The rise of German anti-Semitism after World War I produced a counterreaction in Einstein: it made him identify more strongly with his Jewish heritage and community. At one extreme were German Jews such as Fritz Haber, who did everything they could, including
converting to Christianity, to assimilate, and they urged Einstein to do the same. But Einstein took the opposite approach. Just when he was becoming famous, he embraced the Zionist cause. He did not officially join any Zionist organization, nor for that matter did he belong to or worship at any synagogue. But he cast his lot in favor of Jewish settlements in Palestine, a national identity among Jews everywhere, and the rejection of assimilationist desires.

He was recruited by the pioneering Zionist leader Kurt Blumenfeld, who paid a call on Einstein in Berlin in early 1919. “With extreme naïveté he asked questions,” Blumenfeld recalled. Among Einstein’s queries: With their spiritual and intellectual gifts, why should Jews be called on to create an agricultural nation-state? Wasn’t nationalism the problem rather than the solution?

Eventually, Einstein came around to the cause. “I am, as a human being, an opponent of nationalism,” he declared. “But as a Jew, I am from today a supporter of the Zionist effort.”
2
He also became, more specifically, an advocate for the creation of a new Jewish university in Palestine, which eventually became Hebrew University in Jerusalem.

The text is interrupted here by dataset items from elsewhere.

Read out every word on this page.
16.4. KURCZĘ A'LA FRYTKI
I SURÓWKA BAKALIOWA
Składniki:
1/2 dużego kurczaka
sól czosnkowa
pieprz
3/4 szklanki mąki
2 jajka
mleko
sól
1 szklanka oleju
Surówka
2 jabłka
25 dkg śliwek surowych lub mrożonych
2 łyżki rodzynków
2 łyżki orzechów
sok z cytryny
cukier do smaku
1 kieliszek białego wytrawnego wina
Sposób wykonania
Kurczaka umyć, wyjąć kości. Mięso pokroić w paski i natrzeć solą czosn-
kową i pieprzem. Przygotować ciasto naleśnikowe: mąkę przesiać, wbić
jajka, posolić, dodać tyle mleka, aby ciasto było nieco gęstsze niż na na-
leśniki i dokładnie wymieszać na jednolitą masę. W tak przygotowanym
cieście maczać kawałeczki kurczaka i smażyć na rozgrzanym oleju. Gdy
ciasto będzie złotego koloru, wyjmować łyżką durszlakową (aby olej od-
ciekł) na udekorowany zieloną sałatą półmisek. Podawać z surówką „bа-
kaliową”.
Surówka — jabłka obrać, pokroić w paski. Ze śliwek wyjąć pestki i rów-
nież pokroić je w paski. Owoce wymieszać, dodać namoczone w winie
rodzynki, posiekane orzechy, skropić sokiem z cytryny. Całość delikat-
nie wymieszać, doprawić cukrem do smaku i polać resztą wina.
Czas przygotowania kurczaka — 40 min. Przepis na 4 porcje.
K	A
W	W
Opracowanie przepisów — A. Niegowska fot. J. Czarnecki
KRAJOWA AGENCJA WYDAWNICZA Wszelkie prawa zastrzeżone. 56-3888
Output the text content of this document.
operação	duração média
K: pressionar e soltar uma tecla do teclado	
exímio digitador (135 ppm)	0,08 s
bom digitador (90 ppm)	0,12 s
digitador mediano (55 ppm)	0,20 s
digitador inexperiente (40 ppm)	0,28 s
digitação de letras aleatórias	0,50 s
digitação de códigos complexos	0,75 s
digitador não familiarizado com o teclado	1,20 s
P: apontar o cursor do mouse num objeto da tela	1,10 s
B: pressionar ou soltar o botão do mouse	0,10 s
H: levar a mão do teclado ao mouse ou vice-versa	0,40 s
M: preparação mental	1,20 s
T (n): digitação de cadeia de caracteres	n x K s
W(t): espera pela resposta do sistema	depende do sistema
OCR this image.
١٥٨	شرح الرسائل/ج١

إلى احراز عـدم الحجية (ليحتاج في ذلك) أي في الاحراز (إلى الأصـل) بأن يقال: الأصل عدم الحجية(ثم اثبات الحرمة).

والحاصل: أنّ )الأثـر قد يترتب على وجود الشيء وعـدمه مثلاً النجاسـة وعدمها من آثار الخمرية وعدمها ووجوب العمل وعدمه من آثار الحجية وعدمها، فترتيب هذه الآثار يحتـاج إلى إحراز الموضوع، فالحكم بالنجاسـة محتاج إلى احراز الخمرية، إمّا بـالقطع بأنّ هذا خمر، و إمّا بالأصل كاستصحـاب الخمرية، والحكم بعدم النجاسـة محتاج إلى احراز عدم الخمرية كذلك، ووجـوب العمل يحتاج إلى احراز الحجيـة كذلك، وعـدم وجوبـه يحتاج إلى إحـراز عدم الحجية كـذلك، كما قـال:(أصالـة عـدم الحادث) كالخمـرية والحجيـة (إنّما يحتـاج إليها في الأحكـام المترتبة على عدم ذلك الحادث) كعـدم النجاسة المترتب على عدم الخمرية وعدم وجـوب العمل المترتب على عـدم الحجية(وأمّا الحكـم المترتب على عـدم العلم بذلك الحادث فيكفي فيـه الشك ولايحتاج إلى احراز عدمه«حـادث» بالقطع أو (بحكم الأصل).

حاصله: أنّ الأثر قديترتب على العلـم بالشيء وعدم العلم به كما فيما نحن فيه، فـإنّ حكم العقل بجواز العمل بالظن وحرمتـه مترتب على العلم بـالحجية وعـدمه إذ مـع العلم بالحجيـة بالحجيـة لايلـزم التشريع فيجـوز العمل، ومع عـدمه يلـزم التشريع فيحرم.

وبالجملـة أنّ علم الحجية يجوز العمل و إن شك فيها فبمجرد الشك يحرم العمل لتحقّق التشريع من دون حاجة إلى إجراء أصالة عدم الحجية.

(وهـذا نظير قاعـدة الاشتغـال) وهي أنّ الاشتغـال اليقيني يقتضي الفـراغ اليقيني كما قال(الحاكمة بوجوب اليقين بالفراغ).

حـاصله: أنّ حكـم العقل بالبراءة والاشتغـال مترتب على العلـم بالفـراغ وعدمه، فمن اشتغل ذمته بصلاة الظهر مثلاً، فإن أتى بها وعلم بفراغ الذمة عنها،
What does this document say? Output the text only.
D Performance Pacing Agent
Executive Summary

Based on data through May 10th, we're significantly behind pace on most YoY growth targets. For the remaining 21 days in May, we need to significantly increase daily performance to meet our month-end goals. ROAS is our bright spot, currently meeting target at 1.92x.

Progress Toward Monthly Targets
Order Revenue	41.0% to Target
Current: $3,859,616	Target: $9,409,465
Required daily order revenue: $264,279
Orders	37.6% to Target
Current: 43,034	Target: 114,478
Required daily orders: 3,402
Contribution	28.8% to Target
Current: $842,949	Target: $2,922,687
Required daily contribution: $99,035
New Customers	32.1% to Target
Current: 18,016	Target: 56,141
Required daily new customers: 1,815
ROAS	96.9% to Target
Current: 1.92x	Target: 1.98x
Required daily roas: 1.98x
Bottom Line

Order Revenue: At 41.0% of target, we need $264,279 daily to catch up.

Once he decided to abandon the postulate that all forms of nationalism were bad, he found it easy to embrace Zionism with greater enthusiasm. “One can be an internationalist without being indifferent to members of one’s tribe,” he wrote a friend in October 1919. “The Zionist cause is very close to my heart ...I am glad that there should be a little patch of earth on which our kindred brethren are not considered aliens.”
3

His support for Zionism put Einstein at odds with assimilationists. In April 1920, he was invited to address a meeting of one such group that emphasized its members’ loyalty to Germany, the German Citizens of the Jewish Faith. He replied by accusing them of trying to separate themselves from the poorer and less polished eastern European Jews. “Can the ‘Aryan’ respect such pussyfooters?” he chided.
4

Privately declining the invitation was not enough. Einstein also felt compelled to write a public attack on those who tried to fit in by talking
“about religious faith instead of tribal affiliation.”
*
In particular, he scorned what he called “the assimilatory” approach that sought “to overcome anti-Semitism by dropping nearly everything Jewish.” This never worked; indeed, it “appears somewhat comical to a non-Jew,” because the Jews are a people set apart from others. “The psychological root of anti-Semitism lies in the fact that the Jews are a group of people unto themselves,” he wrote. “Their Jewishness is visible in their physical appearance, and one notices their Jewish heritage in their intellectual work.”
5

The Jews who practiced and preached assimilation tended to be those who took pride in their German or western European heritage. At the time (and through much of the twentieth century), they tended to look down on Jews from eastern Europe, such as Russia and Poland, who seemed less polished, refined, and assimilated. Although Einstein was German Jewish, he was appalled by those from his background who would “draw a sharp dividing line between eastern European Jews and western European Jews.” The approach was doomed to backfire against all Jews, he argued, and it was not based on any true distinction. “Eastern European Jewry contains a rich potential of human talents and productive forces that can well stand the comparison to the higher civilization of western European Jews.”
6

Einstein was acutely aware, even more than the assimilationists, that anti-Semitism was not the result of rational causes. “In Germany today hatred of the Jews has taken on horrible expressions,” he wrote in early 1920. Part of the problem was that inflation was out of control. The German mark had been worth about 12 cents at the beginning of 1919, which was half of its value from before the war but still manageable. But by the beginning of 1920, the mark was worth a mere 2 cents, and collapsing further each month.